I don’t usually bother with Mail Online because it’s institutionally useless. But here’s a particularly glaring example of its ineptitude.
Heartbreaking moment weeping bride marries cancer-stricken fiancé who has just months to live in emotional service in front of his seven children
This is the moment a bride was reduced to tears as she married her terminally ill partner of 12 years who was told he has just months left to live.
Alan Birch, 37, was told he had three to nine months after being diagnosed with an aggressive form of mouth cancer more than a year ago.
The clean-living father from the Wirral, who does not smoke or drink, exchanged vows with Debbie McDonough in an emotional service in front of more than 150 people.
The bride stood proudly beside Mr Birch’s seven children and the newlyweds posed with Laurel and Hardy lookalikes, at Christ Church in Moreton, Dorset.
The loved-up couple were then taken to Leasowe Castle hotel where a 30-minute helicopter ride was laid on for them.
And so on . . .
https://www.dailymail.co.uk/news/article-8032011/Heartbreaking-moment-weeping-bride-marries-cancer-stricken-fianc-just-months-live.html
February 22, 2020
You’d think even the idiots at Mail Online would take care to get things right with something so sensitive. But no.
The couple were married at Christ Church, Moreton, Wirral. But Mail Online has given the location as Moreton, Dorset – 300 miles away. The only explanation for such a ridiculous error is that some reporter or sub has looked up ‘Moreton’ and banged in the first Moreton he saw.

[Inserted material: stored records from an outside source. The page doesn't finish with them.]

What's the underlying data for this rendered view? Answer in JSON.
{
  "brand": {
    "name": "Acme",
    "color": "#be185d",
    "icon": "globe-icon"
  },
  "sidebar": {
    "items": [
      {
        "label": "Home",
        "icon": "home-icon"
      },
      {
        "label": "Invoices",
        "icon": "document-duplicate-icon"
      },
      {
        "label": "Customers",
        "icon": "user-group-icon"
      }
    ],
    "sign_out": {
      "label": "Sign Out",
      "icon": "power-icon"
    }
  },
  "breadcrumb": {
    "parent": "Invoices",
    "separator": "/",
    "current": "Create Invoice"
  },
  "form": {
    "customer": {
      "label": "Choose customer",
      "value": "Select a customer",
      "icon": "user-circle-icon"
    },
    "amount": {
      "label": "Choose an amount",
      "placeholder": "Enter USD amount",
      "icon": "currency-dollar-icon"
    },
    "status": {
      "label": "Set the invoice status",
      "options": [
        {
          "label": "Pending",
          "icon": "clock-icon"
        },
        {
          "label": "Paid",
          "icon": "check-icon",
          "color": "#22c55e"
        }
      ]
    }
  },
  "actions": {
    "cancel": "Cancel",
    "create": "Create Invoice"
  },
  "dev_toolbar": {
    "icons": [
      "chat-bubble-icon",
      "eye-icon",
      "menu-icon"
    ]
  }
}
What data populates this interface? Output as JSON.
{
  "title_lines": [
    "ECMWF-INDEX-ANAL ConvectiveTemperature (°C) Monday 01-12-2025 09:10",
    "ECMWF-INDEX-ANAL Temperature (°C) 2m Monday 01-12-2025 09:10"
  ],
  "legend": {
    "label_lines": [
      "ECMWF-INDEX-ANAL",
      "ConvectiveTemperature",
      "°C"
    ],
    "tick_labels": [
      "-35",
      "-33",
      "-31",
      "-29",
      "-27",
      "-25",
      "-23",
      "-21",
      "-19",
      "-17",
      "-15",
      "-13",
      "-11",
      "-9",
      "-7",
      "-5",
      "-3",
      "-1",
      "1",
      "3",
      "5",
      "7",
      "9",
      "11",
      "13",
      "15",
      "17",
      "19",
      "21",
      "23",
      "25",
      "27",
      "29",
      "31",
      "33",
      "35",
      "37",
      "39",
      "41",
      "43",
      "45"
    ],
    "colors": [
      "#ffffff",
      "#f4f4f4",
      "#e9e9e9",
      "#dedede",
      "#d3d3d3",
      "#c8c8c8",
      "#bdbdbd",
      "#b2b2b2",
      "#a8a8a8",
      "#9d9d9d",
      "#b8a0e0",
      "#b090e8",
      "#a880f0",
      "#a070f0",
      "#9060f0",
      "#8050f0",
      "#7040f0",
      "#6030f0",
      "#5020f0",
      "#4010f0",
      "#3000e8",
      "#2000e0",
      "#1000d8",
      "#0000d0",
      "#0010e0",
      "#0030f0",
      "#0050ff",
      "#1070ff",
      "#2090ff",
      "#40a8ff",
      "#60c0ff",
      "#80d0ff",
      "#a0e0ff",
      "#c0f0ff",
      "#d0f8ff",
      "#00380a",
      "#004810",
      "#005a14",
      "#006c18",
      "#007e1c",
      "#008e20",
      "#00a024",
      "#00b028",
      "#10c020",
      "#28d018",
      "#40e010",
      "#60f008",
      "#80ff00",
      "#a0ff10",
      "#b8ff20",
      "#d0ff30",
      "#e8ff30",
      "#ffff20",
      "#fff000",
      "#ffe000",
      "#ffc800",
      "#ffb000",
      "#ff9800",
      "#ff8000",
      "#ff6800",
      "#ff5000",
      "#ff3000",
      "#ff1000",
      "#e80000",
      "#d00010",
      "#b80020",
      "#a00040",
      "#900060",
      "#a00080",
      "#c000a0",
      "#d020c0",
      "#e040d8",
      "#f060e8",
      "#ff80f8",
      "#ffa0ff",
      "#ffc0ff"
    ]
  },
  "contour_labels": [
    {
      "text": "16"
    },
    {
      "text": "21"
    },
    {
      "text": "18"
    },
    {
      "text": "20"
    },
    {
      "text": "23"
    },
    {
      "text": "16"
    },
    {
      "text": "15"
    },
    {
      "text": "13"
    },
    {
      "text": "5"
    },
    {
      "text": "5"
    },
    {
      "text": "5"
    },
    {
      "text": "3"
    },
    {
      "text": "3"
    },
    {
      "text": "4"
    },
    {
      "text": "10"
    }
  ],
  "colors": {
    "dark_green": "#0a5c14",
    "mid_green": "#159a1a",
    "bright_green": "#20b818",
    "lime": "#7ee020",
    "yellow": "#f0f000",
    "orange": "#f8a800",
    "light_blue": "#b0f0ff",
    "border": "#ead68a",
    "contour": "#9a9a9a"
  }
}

Yet all they had to do was read the copy and see that the reception was held at Leasowe Castle, which is in Moreton, Wirral. If the sub did not know where Leasowe Castle was, he or she should have checked it. Or that the poor bridegroom comes from Wirral – why would a dying man from Wirral travel to Dorset to get married?
The mistake has been pointed out on the Comments section below the story, but remains uncorrected after at least 24 hours. Several other news websites have picked up the story and repeated the error.
Incidentally, I feel the expression ‘loved-up’ is quite inappropriate in a story of this nature.